Matthias Corvinus harnessed his ambition and thirst for glory in the cause of regenerating the Hungarian crown and kingdom. A true prince of the nascent Renaissance, he was both a patron of humanists and a mighty battlefield commander. At the time of his death, the Kingdom of Hungary was the largest of Europe's kingdoms, but these gains could not be maintained and collapse followed his short and glorious life.
Born in Kolozsvár. (Cluj in modern Romania) as the second son of the Hungarian nobleman and commander Janos Hunyadi, Matthias inherited the family's holdings upon the death of his father and older brother, who were executed for their involvement in the assassination of an ally of Hungary's then-reigning king, Ladislaus V. But when Ladislaus himself died without heir in 1457, the Diet of Hungary elected the young Matthias to be king, marking the first time a noble had been promoted to the throne. Some nobles of Hungary and the rulers of Europe celebrated this election in the time-honored fashion for contested succession—they launched revolts and wars.
Despite being only fourteen years old, and nominally under the control of a regent, Matthias nonetheless executed his reign under his own terms. One of his first acts, for instance, was to secure a peace between a group of Romanians and Vlad Dracula, Prince of Wallachia (yes, that Vlad Dracula). He was able to successfully wrestle the crown of Hungary away from Emperor Frederick III, and by extending his royal prerogative was able to levy an extraordinary tax to pay for one of the first standing professional national armies in Europe—the famous Black Army. He attempted an extensive reform of the laws and customs of Hungary in order to consolidate administrative rule of his kingdom.
Matthias was often at war. His enemies included the Ottoman Empire and the Holy Roman Empire (he successfully laid siege to Vienna at one point), as well as nobles of Saxony, Moldavia, Bohemia, and Poland. Hungary's position at the nexus of Eastern Europe and on the margins of the Ottoman Empire meant that the shifting dynastic politics of the region, webs of specific prerogatives and customary rights, and ambitious nobility often led to uprisings within his own lands. These he suppressed, brutally.
In addition to being a successful battlefield general, he was also notable for his love of learning. Under his direction, his library in Buda, the Bibliotheca Corviniana, became one of the world's greatest libraries in terms of scope and quality, said to be second only to the Vatican Library. He encouraged and patronized humanists, and his third wife, Beatrice of Naples, is credited with bringing the Renaissance's attitudes to Hungary, marking the first place the Renaissance spread outside of the borders of Italy.

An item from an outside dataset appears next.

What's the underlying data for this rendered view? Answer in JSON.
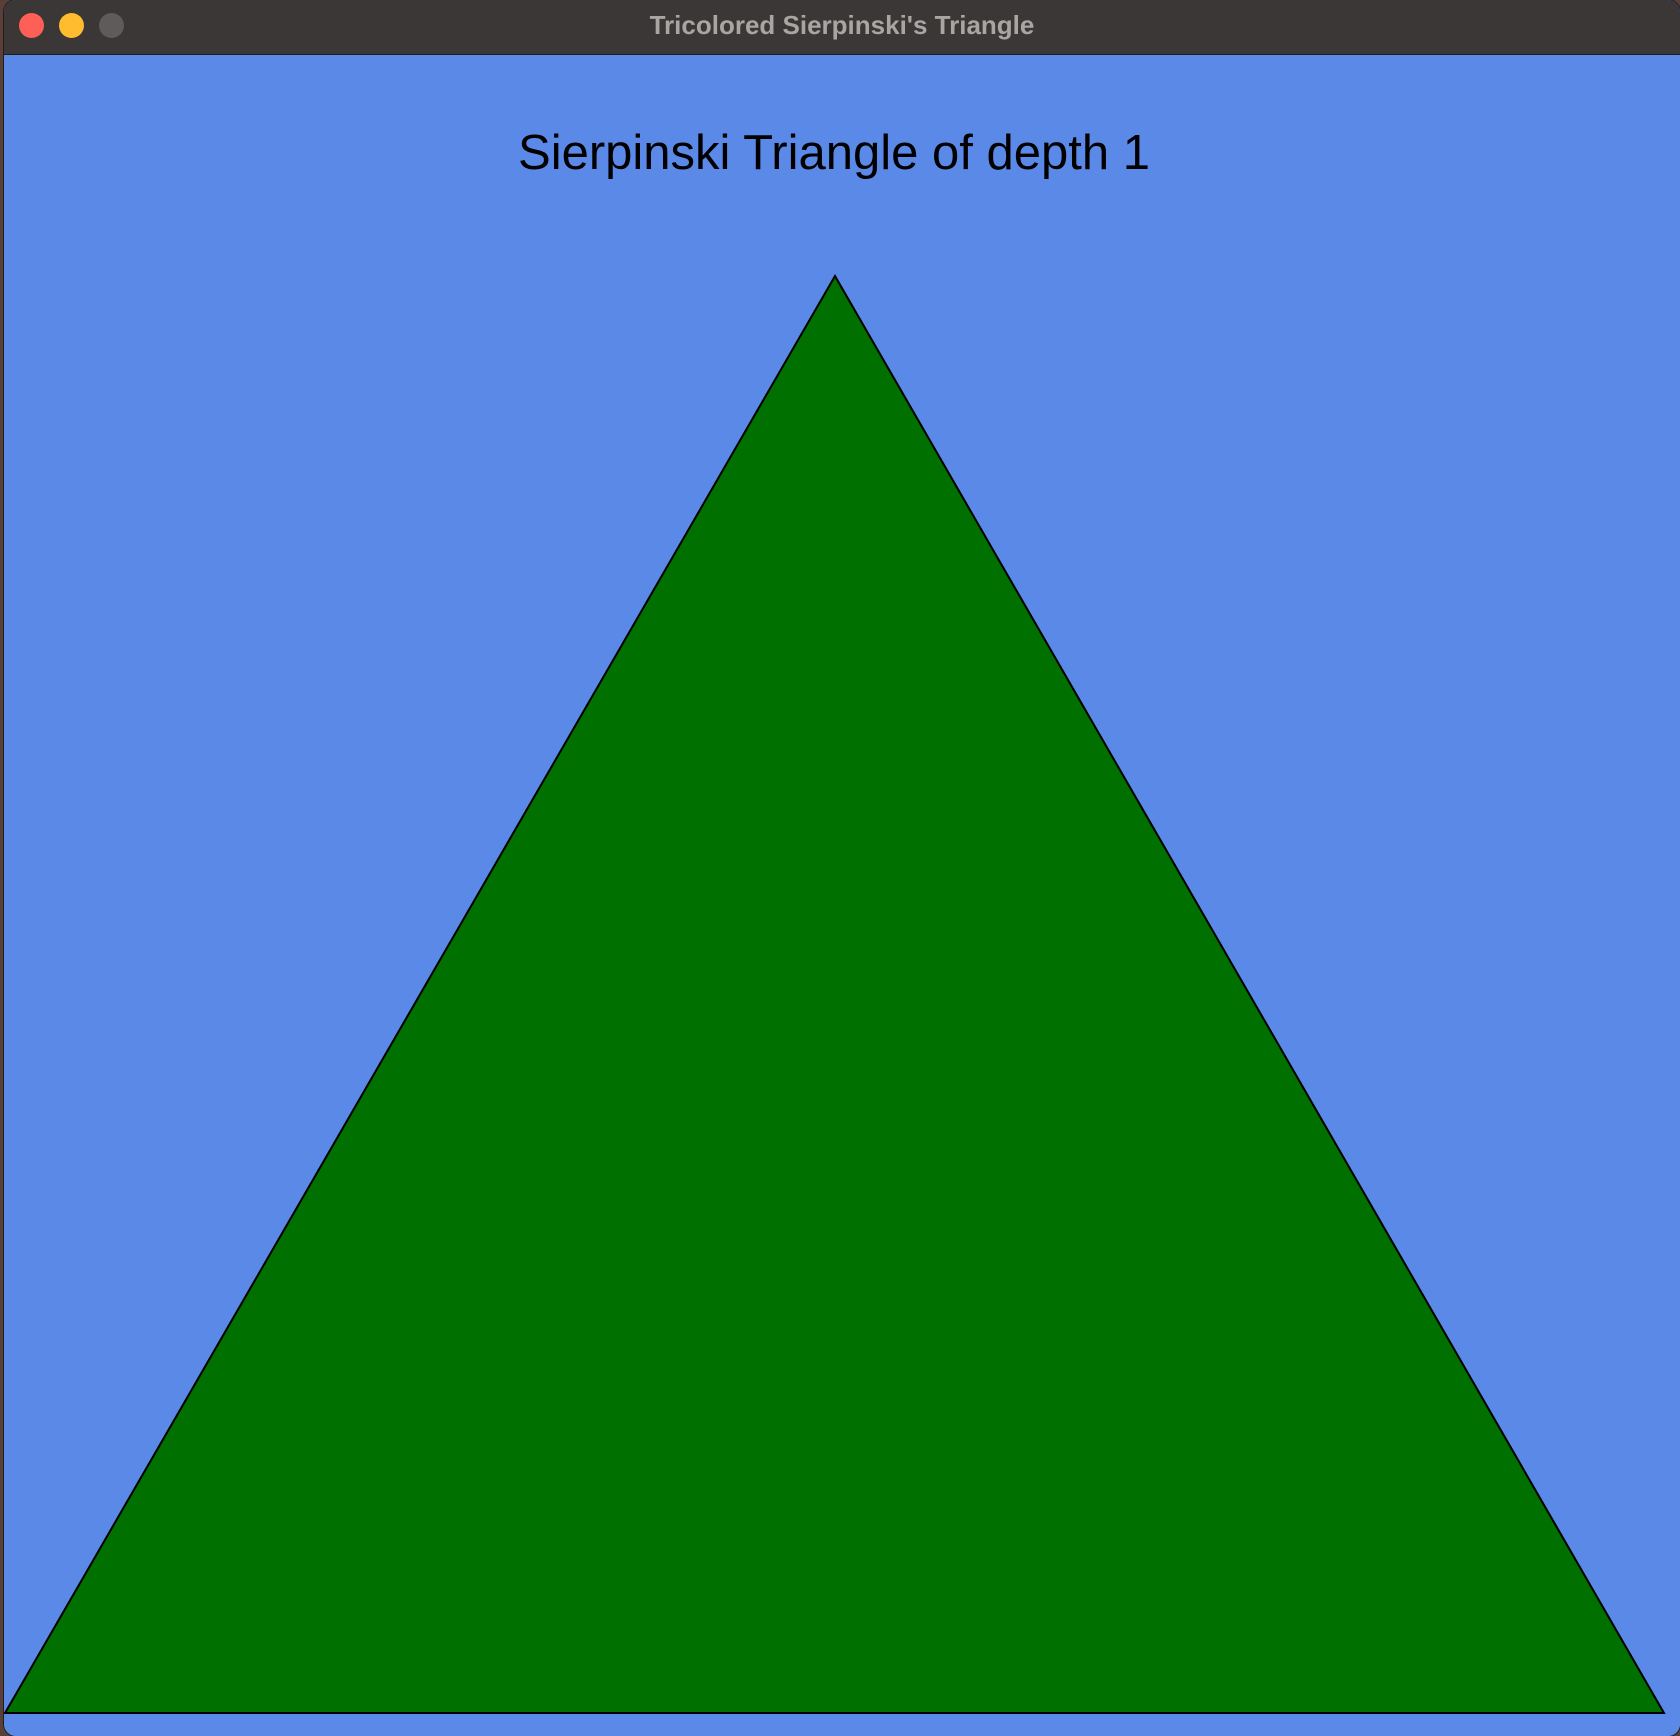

An ardent Catholic, he saw the defense of the faith in both physical and spiritual terms. While this usually took the form of direct conflict with the Ottoman Sultans and the proto-Protestant Hussites of Bohemia, he was not averse to acting against the temporal authority of the church, including dispensing church property on his own authority and supporting factions opposed to the Papal states.
Matthias was married three times, but died without a legitimate heir. His preference was that he be succeeded by his illegitimate son, Janos Corvinus, but Matthias fell sick and died, leaving Hungary open to a new succession crisis, from which Vladislav II, King of Bohemia emerged to rule Hungary.

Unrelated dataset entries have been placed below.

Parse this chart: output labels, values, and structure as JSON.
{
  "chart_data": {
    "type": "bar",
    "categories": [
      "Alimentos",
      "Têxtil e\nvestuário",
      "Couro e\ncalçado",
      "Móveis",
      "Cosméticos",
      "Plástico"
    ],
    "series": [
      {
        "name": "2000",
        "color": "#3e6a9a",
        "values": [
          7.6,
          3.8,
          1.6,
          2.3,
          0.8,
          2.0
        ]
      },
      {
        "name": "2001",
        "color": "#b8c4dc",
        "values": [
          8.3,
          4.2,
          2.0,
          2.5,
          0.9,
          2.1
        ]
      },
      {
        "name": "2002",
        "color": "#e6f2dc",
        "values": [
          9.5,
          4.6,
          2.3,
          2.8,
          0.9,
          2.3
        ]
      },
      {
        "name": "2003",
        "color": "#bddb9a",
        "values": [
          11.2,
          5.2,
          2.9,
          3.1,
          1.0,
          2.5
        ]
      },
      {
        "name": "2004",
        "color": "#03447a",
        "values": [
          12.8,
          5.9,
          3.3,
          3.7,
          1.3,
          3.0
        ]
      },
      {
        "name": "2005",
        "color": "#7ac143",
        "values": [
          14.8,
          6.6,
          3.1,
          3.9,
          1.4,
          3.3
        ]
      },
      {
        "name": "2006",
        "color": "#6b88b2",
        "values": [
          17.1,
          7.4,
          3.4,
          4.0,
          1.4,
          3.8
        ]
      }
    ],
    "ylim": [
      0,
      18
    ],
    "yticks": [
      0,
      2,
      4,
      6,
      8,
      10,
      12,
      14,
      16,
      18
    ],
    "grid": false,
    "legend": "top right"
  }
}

The impact of his reign is complex. His rapacious taxation of the Hungarian people funded a series of wars designed to extend the limits of his crown lands. Matthias was a canny political player in the region and a true patron of the letters, a lover of learning at a time when that was not yet seen as a virtue of princes. His personal courage and cunning is beyond dispute (once he escaped capture and evaded his pursuers by pretending to be a local groom). He left behind a Hungary whose territory was larger than the one whose throne he ascended, but these gains could not stand. The ruler who tortured and executed suspected rebels is also the man who wrote a code of laws calling for the constraint of the king by laws and institutions to serve as a check on arbitrary authority.
Matthias Corvinus is still remembered fondly in Hungarian folk tales, where he is depicted travelling the countryside in disguise, dispensing justice on behalf of the poor and downtrodden.